M A I N   N E W S

It’s raining snow in Himalayas
Raises hopes of more flow in streams
Vijay Mohan
Tribune News Service

Chandigarh, December 3
There could be some reason for environmentalists to cheer. This year has seen a significant increase in snowfall in the upper region of Western Himalayas, the primary source of river water for northern India, vis-à-vis the past few years. This translates to the prospect of longer winters and increased fresh water flow in spring.

“We have received 70 per cent more than the average snow normally expected in November,” Ashwagosha Ganju, director of the DRDO’s Snow and Avalanche Study Establishment (SASE), said. “Over the past few years, snow precipitation during this period was about just about 40 per cent of the normal,” he added.

More precipitation in early winters means that snow cover would remain for a longer duration and melt-off is less due to decreasing temperatures. Consequently, larger snow cover reflects greater amount of solar radiation back into the atmosphere, thereby preventing the earth’s surface from heating up. The gaps between snow spells, however, should not be too long if the snow cover is to remain high.

Information compiled by government agencies, the average depth of snow cover over the Himalayas in Jammu and Kashmir and Himachal Pradesh over 3000 metres was about 30 cm at the beginning of the month. The depth, though, varies from place to place and at certain points is over a metre deep.

Studies and observations have revealed that with the impact of global warming, there have been climatic changes recently in lower Himalayan regions at altitudes ranging from 1500-2000 metres, resulting in lower precipitation.

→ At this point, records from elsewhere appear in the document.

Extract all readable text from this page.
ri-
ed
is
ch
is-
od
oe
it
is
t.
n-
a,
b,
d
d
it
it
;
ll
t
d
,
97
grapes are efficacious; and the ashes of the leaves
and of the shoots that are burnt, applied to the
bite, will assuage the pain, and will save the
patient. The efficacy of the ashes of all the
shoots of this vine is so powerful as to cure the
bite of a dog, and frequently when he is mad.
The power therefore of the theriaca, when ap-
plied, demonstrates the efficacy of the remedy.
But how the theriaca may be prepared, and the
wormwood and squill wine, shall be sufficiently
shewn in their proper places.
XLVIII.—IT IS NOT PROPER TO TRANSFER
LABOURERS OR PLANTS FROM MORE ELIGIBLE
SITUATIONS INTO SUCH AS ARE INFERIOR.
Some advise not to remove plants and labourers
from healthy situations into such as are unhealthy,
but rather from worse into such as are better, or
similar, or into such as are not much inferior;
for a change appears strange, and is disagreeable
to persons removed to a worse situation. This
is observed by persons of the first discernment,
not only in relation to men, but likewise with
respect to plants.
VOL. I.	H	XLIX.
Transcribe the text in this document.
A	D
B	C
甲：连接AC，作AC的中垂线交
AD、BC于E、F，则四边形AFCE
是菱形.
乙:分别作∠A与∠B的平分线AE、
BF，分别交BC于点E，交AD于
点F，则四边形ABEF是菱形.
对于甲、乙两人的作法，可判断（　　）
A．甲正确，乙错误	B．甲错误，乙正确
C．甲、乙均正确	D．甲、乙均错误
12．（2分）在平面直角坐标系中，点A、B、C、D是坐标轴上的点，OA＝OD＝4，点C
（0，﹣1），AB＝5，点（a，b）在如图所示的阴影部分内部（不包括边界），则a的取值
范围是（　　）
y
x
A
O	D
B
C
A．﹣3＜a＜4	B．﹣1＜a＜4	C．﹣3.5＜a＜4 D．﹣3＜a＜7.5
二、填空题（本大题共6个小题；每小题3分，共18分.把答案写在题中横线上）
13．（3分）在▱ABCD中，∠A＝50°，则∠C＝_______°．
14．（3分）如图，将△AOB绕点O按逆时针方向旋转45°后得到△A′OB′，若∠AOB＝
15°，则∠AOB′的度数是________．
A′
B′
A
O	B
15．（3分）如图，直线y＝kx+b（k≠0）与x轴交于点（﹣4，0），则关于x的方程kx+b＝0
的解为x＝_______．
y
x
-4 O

“Winters at lower altitudes have started shrinking, with severe winters being reduced from about four-and-a-half month to about two months,” the director said. “At higher altitudes there has not been any significant impact on snow cover so far,” he added.

Talking about reports of Himalayan glaciers melting, Ashwagosha Ganju said there have been varied views on the subject. Observations have shown that there is no visible change in the state of glaciers at high altitudes.

There have also been reports that the strategically vital Siachen Glacier, the world’s highest battlefield, is also receding. According to SASE director, there has been some melt-off in the snout of the glacier and some other pockets, but the glacier as such is intact.